TM Gods is a work in progress, even more so than other sections
of Trismegistos. The gods in the TM Gods table have been gleaned from
many different sources, starting with the actual attestations in Latin
inscriptions and Greek papyrological texts. We have also added material
from the Theoi website on Greek
mythology and from Wikipedia (especially for gods and goddesses of the
smaller cultures). No doubt there still are many gods missing, but we
hope that the current figure of 2,431 entries is at least a good enough
approximation.
For place names and for personal names, we have connected almost
all of our entries to TM Gods: the detail pages provide a survey of
personal names (TM People) and place names (TM Geo) referring to each
god.
The work on the presence of the gods themselves, as acting
parties or as the object of veneration, is much less systematic. In the
academic year 2017-2018, Marije Derksen has annotated references to the
most common gods in the EDCS data of 2015. This means that we may have
missed references to the 'lesser gods', but also that we have not
systematically reviewed our results. For Greek papyrological texts we
only have the information that was collected when we applied our
rule-based Named Entity Recognition to the material from the Duke
Databank of Documentary Papyri, in the KU Leuven project Creating Identities in Graeco-Roman Egypt (2008-2012).

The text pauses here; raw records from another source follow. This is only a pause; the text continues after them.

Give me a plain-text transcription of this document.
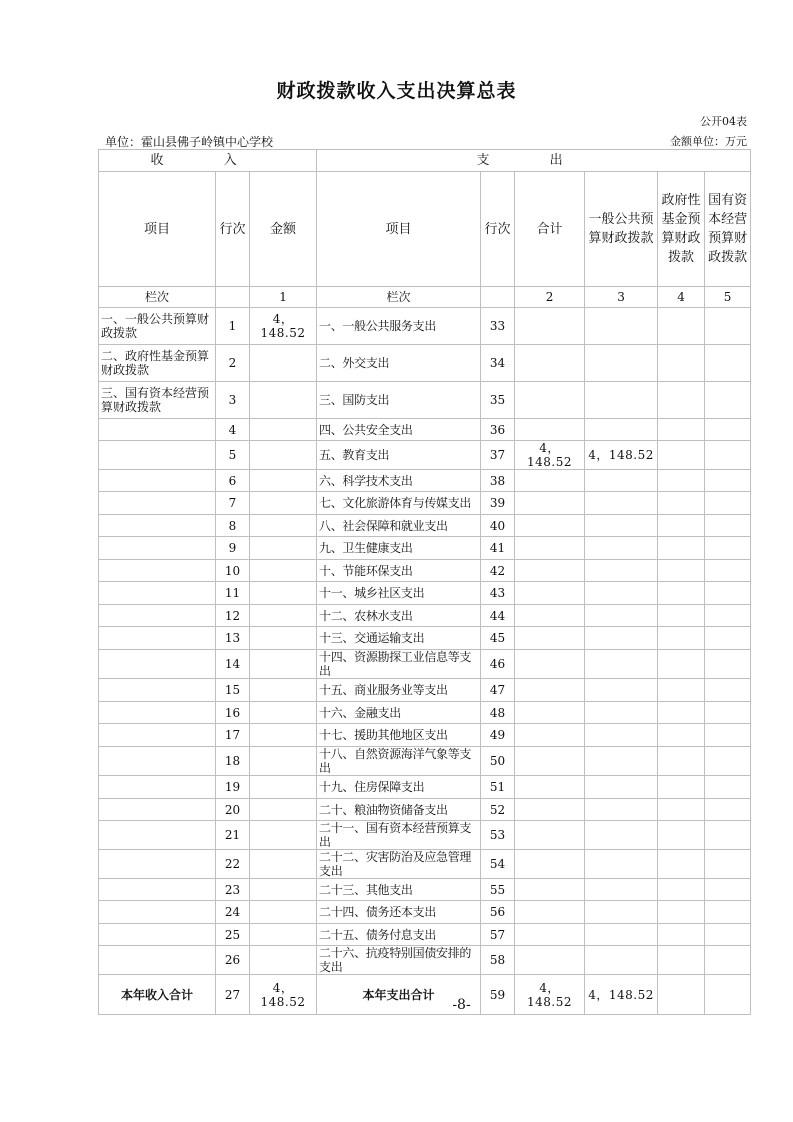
财政拨款收入支出决算总表
公开04表
单位：霍山县佛子岭镇中心学校	金额单位：万元
收 入			支 出					
项目	行次	金额	项目	行次	合计	一般公共预算财政拨款	政府性基金预算财政拨款	国有资本经营预算财政拨款
栏次		1	栏次		2	3	4	5
一、一般公共预算财政拨款	1	4，148.52	一、一般公共服务支出	33				
二、政府性基金预算财政拨款	2		二、外交支出	34				
三、国有资本经营预算财政拨款	3		三、国防支出	35				
	4		四、公共安全支出	36				
	5		五、教育支出	37	4，148.52	4，148.52		
	6		六、科学技术支出	38				
	7		七、文化旅游体育与传媒支出	39				
	8		八、社会保障和就业支出	40				
	9		九、卫生健康支出	41				
	10		十、节能环保支出	42				
	11		十一、城乡社区支出	43				
	12		十二、农林水支出	44				
	13		十三、交通运输支出	45				
	14		十四、资源勘探工业信息等支出	46				
	15		十五、商业服务业等支出	47				
	16		十六、金融支出	48				
	17		十七、援助其他地区支出	49				
	18		十八、自然资源海洋气象等支出	50				
	19		十九、住房保障支出	51				
	20		二十、粮油物资储备支出	52				
	21		二十一、国有资本经营预算支出	53				
	22		二十二、灾害防治及应急管理支出	54				
	23		二十三、其他支出	55				
	24		二十四、债务还本支出	56				
	25		二十五、债务付息支出	57				
	26		二十六、抗疫特别国债安排的支出	58				
本年收入合计	27	4，148.52	本年支出合计	59	4，148.52	4，148.52		
-8-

This means that we do not have recently published texts, for
Latin inscriptions nor for Greek papyri. And for other papyrological and
epigraphic texts, written in other languages, we even have nothing,
except their presence in personal names and place names as specified
above.
For literary texts transmitted through the mediaeval manuscript tradition, we are doing some work in the margin of the Networks of Ideas and Knowledge in the Ancient World [NIKAW] project (2022-2026). We hope to make a first instalment of gods in Latin literature available early in 2024.